Ending my silence on mental health

Mental Health, Ryerson, Campus, Depression

Lillian Greenblatt (Ryersonian Archive)

Depression is hard to talk about, especially if you have it. Just thinking about the possibility of other people knowing about your weaknesses and your fears induces anxiety.

I grew up in India where the education system is fast-paced and competitive. Before I immigrated to Canada in 2004, I was enrolled in the school my mother taught at, so she expected me to act my best.

When I came here, a crucial piece of family’s togetherness was left behind. My parents started working two jobs each to support us and my sister was going to university and working part-time.

Everything had changed. As I entered my late teens, I became aloof and lacked motivation. It felt like I had lost my identity.

In a strict Indian family, there’s no such thing as “anxiety” or “depression.” My parents didn’t understand the person I had become. They thought I was just a moody, rebellious teenager.

This lack of communication created a cycle of emotional and sometimes physical abuse that took me many years to overcome.

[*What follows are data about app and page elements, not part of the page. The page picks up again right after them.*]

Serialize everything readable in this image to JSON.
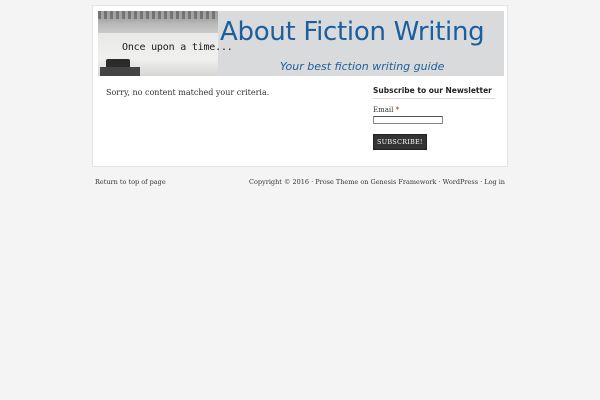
{
  "header": {
    "banner_typed_text": "Once upon a time...",
    "title": "About Fiction Writing",
    "tagline": "Your best fiction writing guide"
  },
  "content": {
    "message": "Sorry, no content matched your criteria."
  },
  "sidebar": {
    "widget_title": "Subscribe to our Newsletter",
    "email_label": "Email",
    "required_mark": "*",
    "email_value": "",
    "subscribe_label": "SUBSCRIBE!"
  },
  "footer": {
    "back_to_top": "Return to top of page",
    "copyright": "Copyright © 2016 · ",
    "prose_theme": "Prose Theme",
    "on": " on ",
    "genesis": "Genesis Framework",
    "sep1": " · ",
    "wordpress": "WordPress",
    "sep2": " · ",
    "login": "Log in"
  },
  "colors": {
    "page_bg": "#f4f4f4",
    "title_blue": "#1c5f9e",
    "button_bg": "#333333"
  }
}
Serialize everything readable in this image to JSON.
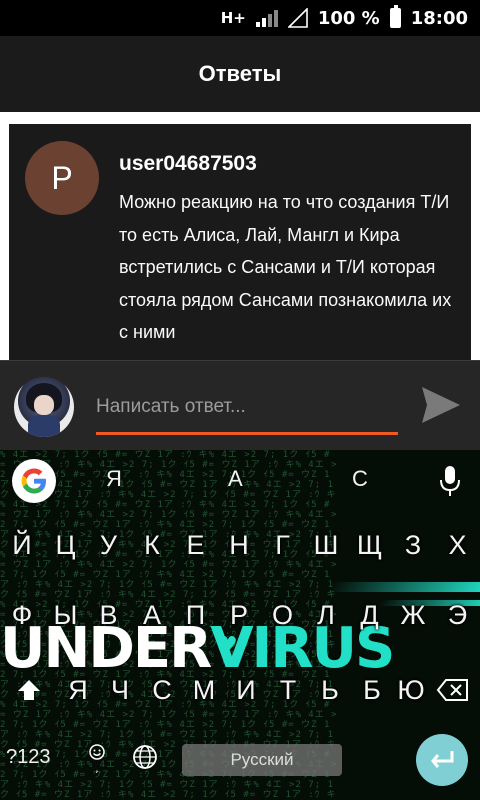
{
  "status_bar": {
    "network": "H+",
    "battery_percent": "100 %",
    "time": "18:00"
  },
  "app_bar": {
    "title": "Ответы"
  },
  "answer": {
    "avatar_letter": "P",
    "username": "user04687503",
    "text": "Можно реакцию на то что создания Т/И  то есть Алиса, Лай, Мангл и Кира встретились с Сансами и Т/И которая стояла рядом Сансами познакомила их с ними"
  },
  "reply": {
    "placeholder": "Написать ответ..."
  },
  "keyboard": {
    "suggestions": [
      "Я",
      "А",
      "С"
    ],
    "row1": [
      "Й",
      "Ц",
      "У",
      "К",
      "Е",
      "Н",
      "Г",
      "Ш",
      "Щ",
      "З",
      "Х"
    ],
    "row2": [
      "Ф",
      "Ы",
      "В",
      "А",
      "П",
      "Р",
      "О",
      "Л",
      "Д",
      "Ж",
      "Э"
    ],
    "row3": [
      "Я",
      "Ч",
      "С",
      "М",
      "И",
      "Т",
      "Ь",
      "Б",
      "Ю"
    ],
    "symbols_label": "?123",
    "space_label": "Русский",
    "theme_banner_left": "UNDER",
    "theme_banner_right": "VIRUS"
  },
  "colors": {
    "accent": "#f05a22",
    "banner_cyan": "#21e0c7",
    "enter_button": "#7fcfd4"
  },
  "icons": [
    "signal-bars-icon",
    "battery-icon",
    "send-icon",
    "google-icon",
    "mic-icon",
    "shift-icon",
    "backspace-icon",
    "emoji-icon",
    "globe-icon",
    "enter-icon"
  ]
}
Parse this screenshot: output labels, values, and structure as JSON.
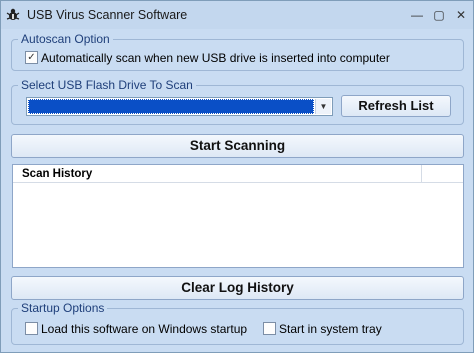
{
  "window": {
    "title": "USB Virus Scanner Software",
    "minimize_glyph": "—",
    "maximize_glyph": "▢",
    "close_glyph": "✕"
  },
  "autoscan": {
    "legend": "Autoscan Option",
    "checkbox_checked": true,
    "check_glyph": "✓",
    "label": "Automatically scan when new USB drive is inserted into computer"
  },
  "drive_select": {
    "legend": "Select USB Flash Drive To Scan",
    "selected_value": "",
    "arrow_glyph": "▼",
    "refresh_label": "Refresh List"
  },
  "scan": {
    "start_label": "Start Scanning"
  },
  "history": {
    "column_header": "Scan History",
    "rows": []
  },
  "log": {
    "clear_label": "Clear Log History"
  },
  "startup": {
    "legend": "Startup Options",
    "load_on_startup_label": "Load this software on Windows startup",
    "load_on_startup_checked": false,
    "start_in_tray_label": "Start in system tray",
    "start_in_tray_checked": false
  },
  "colors": {
    "window_bg": "#c9dcf2",
    "legend_text": "#1f3f7a",
    "selection_blue": "#0a4fc6"
  }
}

I feared the idea of talking about any of my negative feelings because, until recent years, I never got the impression that my parents cared about my mental health. It’s hard to find people to trust, especially when you’re going through a rough time. I wanted to pretend that I was tough, when inside I was crying for help. Mostly, I thought my problems weren’t important enough to be deemed depression. I refused to put myself in a vulnerable position and seek any type of “mental health” help. What would my friends say if they had found out?

I shut these thoughts out of my head for a while, until they resurfaced in my first year of university. I was taking a psychology course for which we had to participate in some studies. We also needed to fill out some forms  to first assess if we were qualified to participate in the studies. A lot of the questions were about my mental health history, and I answered them honestly.

A few hours later they told me I couldn’t participate in the study because I was assessed as “clinically depressed.” I was given forms to seek mental health care and some money for my time. It felt like a slap in the face.

The researchers probably meant well when they provided me with the resources to get help, but it felt like an obligatory gesture rather than a personal one. I didn’t want questionnaires to determine my mental stability.

The “Are You Depressed?” brochures made me feel insecure, even though one in five Canadians suffer from an addiction or mental health problem during any given year. Reading mental health brochures isn’t the solution for everyone.

I found that stories of real people and their experiences could also be an inspiration to anyone dealing with mental health issues. Talking about your problems and making yourself vulnerable not only helps you face your fears directly, but also provides courage to those who feel alone and unable to relate to anyone else.

It doesn’t matter how much you decide to divulge, about a mental health problem –  it matters whether or not you speak up.

Not only will you be helping yourself, but you’ll also be helping others who might have it worse.